The antibiotic bacitracin was found to inhibit the incorporation of mannose and GlcNAc from their respective sugar nucleotides into lipid-linked saccharides. The inhibition of both systems was apparent in the aorta particulate enzyme system but it was much more pronounced with the solubilized enzyme system. In both cases, GlcNAc incorporation into Dol-P-P-GlcNAc was more sensitive than mannose incorporation into Dol-P-Man, with 50% inhibition being seen at about 0.1–0.2 mm antibiotic. Bacitracin inhibition of mannose incorporation appeared to be overcome at high concentrations of dolichyl phosphate but, in these cases, an unexplained stimulation was observed. However, GlcNAc inhibition could not be overcome by high concentrations of dolichol phosphate, metal ion, or both together.
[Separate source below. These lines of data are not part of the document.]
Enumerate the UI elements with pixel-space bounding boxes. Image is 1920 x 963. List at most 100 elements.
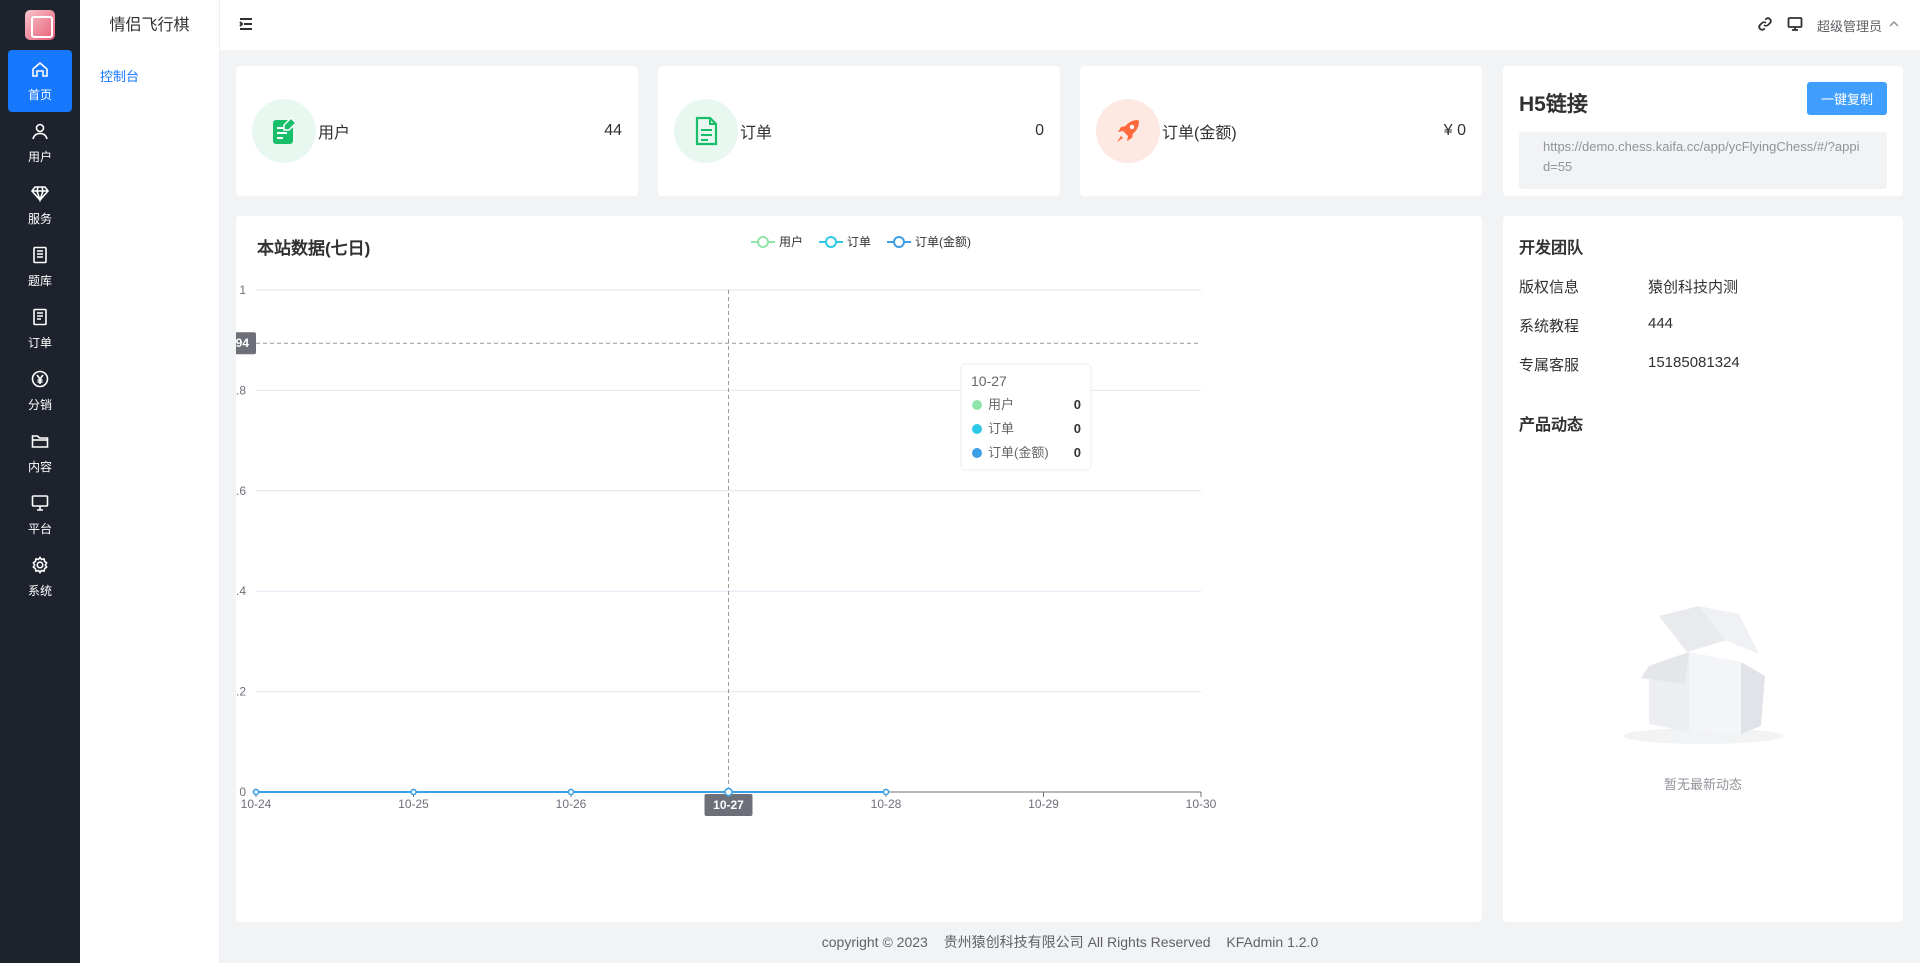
- team-key: 专属客服: [1519, 357, 1580, 374]
- diamond-icon: [30, 183, 50, 206]
- tooltip-marker: [972, 448, 982, 458]
- empty-box-icon: [1621, 586, 1785, 746]
- empty-news-text: 暂无最新动态: [1663, 777, 1742, 792]
- gear-icon: [30, 555, 50, 578]
- tooltip-name: 用户: [988, 397, 1014, 412]
- rail-item[interactable]: 订单: [8, 298, 72, 360]
- stat-label: 订单: [740, 125, 773, 142]
- rail-item-label: 分销: [27, 398, 52, 412]
- legend-marker[interactable]: [757, 236, 769, 248]
- home-icon: [30, 59, 50, 82]
- x-tick-label: 10-26: [556, 797, 587, 811]
- data-point[interactable]: [252, 788, 260, 796]
- crosshair-y-label: 0.894: [236, 336, 249, 350]
- stat-card-orders: 订单 0: [658, 66, 1060, 196]
- y-tick-label: 0.2: [236, 685, 246, 699]
- admin-name: 超级管理员: [1816, 18, 1882, 34]
- h5-link-card: H5链接 一键复制 https://demo.chess.kaifa.cc/ap…: [1503, 66, 1903, 196]
- rail-item[interactable]: 用户: [8, 112, 72, 174]
- rail-item[interactable]: 系统: [8, 546, 72, 608]
- admin-dropdown[interactable]: 超级管理员: [1817, 16, 1900, 35]
- rocket-icon: [1096, 99, 1160, 163]
- team-card: 开发团队 版权信息 猿创科技内测 系统教程 444 专属客服 15185081324 …: [1503, 216, 1903, 922]
- rail-item[interactable]: 分销: [8, 360, 72, 422]
- news-title: 产品动态: [1519, 417, 1584, 434]
- tooltip-name: 订单: [988, 421, 1014, 436]
- x-tick-label: 10-28: [871, 797, 902, 811]
- team-value: 444: [1648, 315, 1674, 332]
- sub-sidebar: 情侣飞行棋 控制台: [80, 0, 220, 963]
- rail-item-label: 服务: [27, 212, 52, 226]
- x-tick-label: 10-29: [1028, 797, 1059, 811]
- stat-value: ¥ 0: [1443, 122, 1466, 139]
- main-rail: 首页用户服务题库订单分销内容平台系统: [0, 0, 80, 963]
- rail-item-label: 内容: [27, 460, 52, 474]
- user-icon: [30, 121, 50, 144]
- tooltip-marker: [972, 400, 982, 410]
- link-icon[interactable]: [1757, 16, 1773, 35]
- footer-company: 贵州猿创科技有限公司 All Rights Reserved: [943, 934, 1211, 950]
- rail-menu: 首页用户服务题库订单分销内容平台系统: [0, 50, 80, 608]
- legend-label[interactable]: 用户: [779, 234, 803, 249]
- stat-label: 订单(金额): [1162, 125, 1237, 142]
- book-icon: [30, 245, 50, 268]
- rail-item-label: 题库: [27, 274, 52, 288]
- yen-icon: [30, 369, 50, 392]
- rail-item[interactable]: 平台: [8, 484, 72, 546]
- line-chart[interactable]: 0 0.2 0.4 0.6 0.8 1 10-24 10-25 10-26 10-27 10-28 1…: [236, 216, 1482, 922]
- tooltip-value: 0: [1074, 397, 1081, 412]
- document-icon: [30, 307, 50, 330]
- tooltip-name: 订单(金额): [988, 445, 1049, 460]
- legend-marker[interactable]: [893, 236, 905, 248]
- y-tick-label: 0.8: [236, 383, 246, 397]
- sidebar-item-console[interactable]: 控制台: [80, 66, 219, 85]
- crosshair-x-label: 10-27: [713, 798, 744, 812]
- team-key: 系统教程: [1519, 318, 1580, 335]
- team-row: 系统教程 444: [1519, 315, 1887, 336]
- copy-button[interactable]: 一键复制: [1806, 82, 1887, 115]
- x-tick-label: 10-25: [398, 797, 429, 811]
- x-tick-label: 10-24: [241, 797, 272, 811]
- rail-item[interactable]: 内容: [8, 422, 72, 484]
- stat-card-amount: 订单(金额) ¥ 0: [1080, 66, 1482, 196]
- rail-item[interactable]: 题库: [8, 236, 72, 298]
- rail-item[interactable]: 服务: [8, 174, 72, 236]
- top-header: 超级管理员: [220, 0, 1920, 50]
- data-point[interactable]: [882, 788, 890, 796]
- file-list-icon: [674, 99, 738, 163]
- y-tick-label: 1: [239, 283, 246, 297]
- stat-card-users: 用户 44: [236, 66, 638, 196]
- team-key: 版权信息: [1519, 279, 1580, 296]
- stat-value: 44: [604, 122, 622, 139]
- team-row: 专属客服 15185081324: [1519, 354, 1887, 375]
- y-tick-label: 0.6: [236, 484, 246, 498]
- h5-url: https://demo.chess.kaifa.cc/app/ycFlying…: [1519, 132, 1887, 189]
- rail-item-label: 用户: [27, 150, 52, 164]
- legend-label[interactable]: 订单(金额): [915, 234, 971, 249]
- rail-item[interactable]: 首页: [8, 50, 72, 112]
- tooltip-value: 0: [1074, 421, 1081, 436]
- menu-toggle-icon[interactable]: [238, 17, 254, 35]
- data-point[interactable]: [410, 788, 417, 796]
- rail-item-label: 首页: [27, 88, 52, 102]
- footer-copyright: copyright © 2023: [821, 934, 928, 950]
- chevron-up-icon: [1888, 18, 1900, 33]
- monitor-icon: [30, 493, 50, 516]
- team-title: 开发团队: [1519, 240, 1584, 257]
- rail-item-label: 系统: [27, 584, 52, 598]
- team-row: 版权信息 猿创科技内测: [1519, 276, 1887, 297]
- folder-icon: [30, 431, 50, 454]
- rail-item-label: 平台: [27, 522, 52, 536]
- legend-label[interactable]: 订单: [847, 235, 871, 249]
- rail-item-label: 订单: [27, 336, 52, 350]
- x-tick-label: 10-30: [1186, 797, 1217, 811]
- legend-marker[interactable]: [825, 236, 837, 248]
- tooltip-value: 0: [1074, 445, 1081, 460]
- footer: copyright © 2023 贵州猿创科技有限公司 All Rights R…: [220, 932, 1920, 952]
- data-point[interactable]: [567, 788, 575, 796]
- footer-version: KFAdmin 1.2.0: [1226, 934, 1319, 950]
- team-value: 15185081324: [1648, 354, 1740, 371]
- data-point[interactable]: [724, 787, 733, 797]
- monitor-icon[interactable]: [1787, 16, 1803, 35]
- team-value: 猿创科技内测: [1648, 279, 1739, 296]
Thus, the mechanism of inhibition by bacitracin is not clear. Bacitracin also inhibited the transfer of mannose from GDP-mannose to lipid-linked oligosaccharides and to glycoprotein in the particulate enzyme, as well as the transfer of radioactivity from Dol-P-Man or from lipid-linked oligosaccharides to glycoprotein. Thus, bacitracin apparently blocks each of the steps in the lipid-linked pathway. In yeast spheroplasts, bacitracin inhibited the incorporation of [¹⁴C]mannose into Dol-P-Man, into lipid-linked oligosaccharides, and into glycoprotein. However, in this case, the antibiotic also blocked the incorporation of leucine into protein. Bacitracin also inhibited the cell-free synthesis of mannosyl-phosphoryl-decaprenol in Mycobacterium smegmatis with 50% inhibition being observed at a concentration of about 0.5 mm.